While you read this news item, your DNA is breaking and being repaired. That's because DNA-breaks happen all the time. Usually, cells can repair those breaks just fine. Many tumor cells, however, have malfunctioning repair mechanisms. Understanding how this repair works might give us clues about how to fight cancer. Eva Brinkman received the Antoni van Leeuwenhoek award 2018 for her valuable contribution to this field of work.
While studying how cells repair their DNA, researcher Eva Brinkman realized there was no quick and affordable tool for measuring how well DNA is repaired in an experiment. Brinkman: "To study repair you first have to break the DNA. We used the upcoming technique called CRISPR/Cas9 to do this. This uses a protein that can be programmed to cut the DNA at a specific location. The cells then repair their DNA, often leaving a scar. This is what we want to measure. You could read the sequence of the complete DNA to find this scar but that's expensive and time consuming."

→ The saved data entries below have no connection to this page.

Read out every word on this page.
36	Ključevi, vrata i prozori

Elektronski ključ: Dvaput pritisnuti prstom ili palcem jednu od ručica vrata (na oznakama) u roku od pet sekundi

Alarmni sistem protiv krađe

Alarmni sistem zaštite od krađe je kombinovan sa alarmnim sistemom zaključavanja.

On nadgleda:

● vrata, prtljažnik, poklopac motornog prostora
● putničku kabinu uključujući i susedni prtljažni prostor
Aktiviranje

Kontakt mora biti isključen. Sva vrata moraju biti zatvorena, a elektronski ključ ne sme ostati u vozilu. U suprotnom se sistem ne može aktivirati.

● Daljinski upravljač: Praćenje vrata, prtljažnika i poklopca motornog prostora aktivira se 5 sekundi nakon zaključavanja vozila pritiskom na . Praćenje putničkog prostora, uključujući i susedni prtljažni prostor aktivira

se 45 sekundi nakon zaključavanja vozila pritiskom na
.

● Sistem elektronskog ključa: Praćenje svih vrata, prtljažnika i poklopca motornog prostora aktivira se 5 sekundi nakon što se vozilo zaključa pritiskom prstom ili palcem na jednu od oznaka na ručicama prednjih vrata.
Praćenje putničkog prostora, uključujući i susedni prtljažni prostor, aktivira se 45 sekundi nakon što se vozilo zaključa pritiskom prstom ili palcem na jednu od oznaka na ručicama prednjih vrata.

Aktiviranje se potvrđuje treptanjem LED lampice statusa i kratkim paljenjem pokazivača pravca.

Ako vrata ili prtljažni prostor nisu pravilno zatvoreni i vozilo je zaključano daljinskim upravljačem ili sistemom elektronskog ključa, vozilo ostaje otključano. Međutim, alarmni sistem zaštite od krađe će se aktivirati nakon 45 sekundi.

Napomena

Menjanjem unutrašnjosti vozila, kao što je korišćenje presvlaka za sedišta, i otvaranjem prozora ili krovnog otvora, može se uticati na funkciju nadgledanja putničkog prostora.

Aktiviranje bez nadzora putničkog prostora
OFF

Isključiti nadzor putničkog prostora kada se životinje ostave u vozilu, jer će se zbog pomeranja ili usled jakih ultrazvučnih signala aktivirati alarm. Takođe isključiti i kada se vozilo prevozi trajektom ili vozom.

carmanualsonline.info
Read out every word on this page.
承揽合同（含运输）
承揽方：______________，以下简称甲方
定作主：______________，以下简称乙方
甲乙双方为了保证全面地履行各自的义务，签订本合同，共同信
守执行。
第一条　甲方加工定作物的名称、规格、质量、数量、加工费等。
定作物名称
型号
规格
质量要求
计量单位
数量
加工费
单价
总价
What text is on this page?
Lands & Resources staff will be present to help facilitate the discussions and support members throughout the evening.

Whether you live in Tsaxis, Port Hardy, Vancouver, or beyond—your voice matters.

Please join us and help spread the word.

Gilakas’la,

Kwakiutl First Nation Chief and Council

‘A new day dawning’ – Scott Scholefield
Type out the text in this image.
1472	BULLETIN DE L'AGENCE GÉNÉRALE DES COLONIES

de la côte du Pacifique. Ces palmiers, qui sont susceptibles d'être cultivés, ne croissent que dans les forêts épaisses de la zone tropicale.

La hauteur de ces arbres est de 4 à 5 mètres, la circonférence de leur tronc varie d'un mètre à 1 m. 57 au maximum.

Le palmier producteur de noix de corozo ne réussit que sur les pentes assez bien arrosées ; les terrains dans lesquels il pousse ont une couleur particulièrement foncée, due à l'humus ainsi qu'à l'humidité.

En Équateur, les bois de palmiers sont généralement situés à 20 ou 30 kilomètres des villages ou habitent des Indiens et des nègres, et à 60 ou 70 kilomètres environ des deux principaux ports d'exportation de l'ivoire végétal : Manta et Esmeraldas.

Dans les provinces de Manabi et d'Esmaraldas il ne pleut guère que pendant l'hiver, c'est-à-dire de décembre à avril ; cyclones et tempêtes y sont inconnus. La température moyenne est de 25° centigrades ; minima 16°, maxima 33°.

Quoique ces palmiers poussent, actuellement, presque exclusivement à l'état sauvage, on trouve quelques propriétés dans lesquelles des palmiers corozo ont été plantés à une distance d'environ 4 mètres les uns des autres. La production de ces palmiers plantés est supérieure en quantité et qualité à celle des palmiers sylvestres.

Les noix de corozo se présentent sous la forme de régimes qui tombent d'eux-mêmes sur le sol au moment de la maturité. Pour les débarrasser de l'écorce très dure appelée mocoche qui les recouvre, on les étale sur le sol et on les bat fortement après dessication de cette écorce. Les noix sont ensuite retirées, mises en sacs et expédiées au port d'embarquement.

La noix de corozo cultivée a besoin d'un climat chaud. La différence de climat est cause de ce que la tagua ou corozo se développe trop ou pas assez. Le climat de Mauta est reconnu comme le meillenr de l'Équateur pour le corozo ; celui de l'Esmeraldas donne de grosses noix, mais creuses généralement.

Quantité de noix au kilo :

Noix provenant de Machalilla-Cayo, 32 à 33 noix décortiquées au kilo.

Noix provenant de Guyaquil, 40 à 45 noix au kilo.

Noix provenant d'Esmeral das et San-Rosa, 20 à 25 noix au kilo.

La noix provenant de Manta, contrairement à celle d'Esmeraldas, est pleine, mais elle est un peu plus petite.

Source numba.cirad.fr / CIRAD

So she came up with a smart way to measure this. She learned how to program and she developed a web tool called TIDE, together with her colleague Tao Chen at the Bas van Steensel lab. This turned out to be a huge success: in the first year there were more than 10.000 users worldwide. "A lot of people were using CRISPR", Brinkman explains. "All of a sudden, they had a way to see whether their experiments worked or not - within a week." Last year the Netherlands Cancer Institute licensed the tool to the company Desktop Genetics. "With this tool we discovered that cells use different mechanisms for repairing their broken DNA, each having its own speed and efficiency."
"Eva is very creative", says group leader Bas van Steensel. "It is very impressive how she combines high quality wet-lab work with the writing of computer code that is being used by thousands of other scientists." Aside from her PhD research, Brinkman also founded the company Science Matters, dedicated to science communication.
The Netherlands Cancer Institute awards the Antoni van Leeuwenhoek award to the young scientist that has proved to be the most talented in the previous year. The prize money is 6000 euros, which will go towards new research. Eva Brinkman will defend her PhD thesis on April 17 at Erasmus MC. In February she'll be starting her postdoc research at the SciLifeLab in Sweden.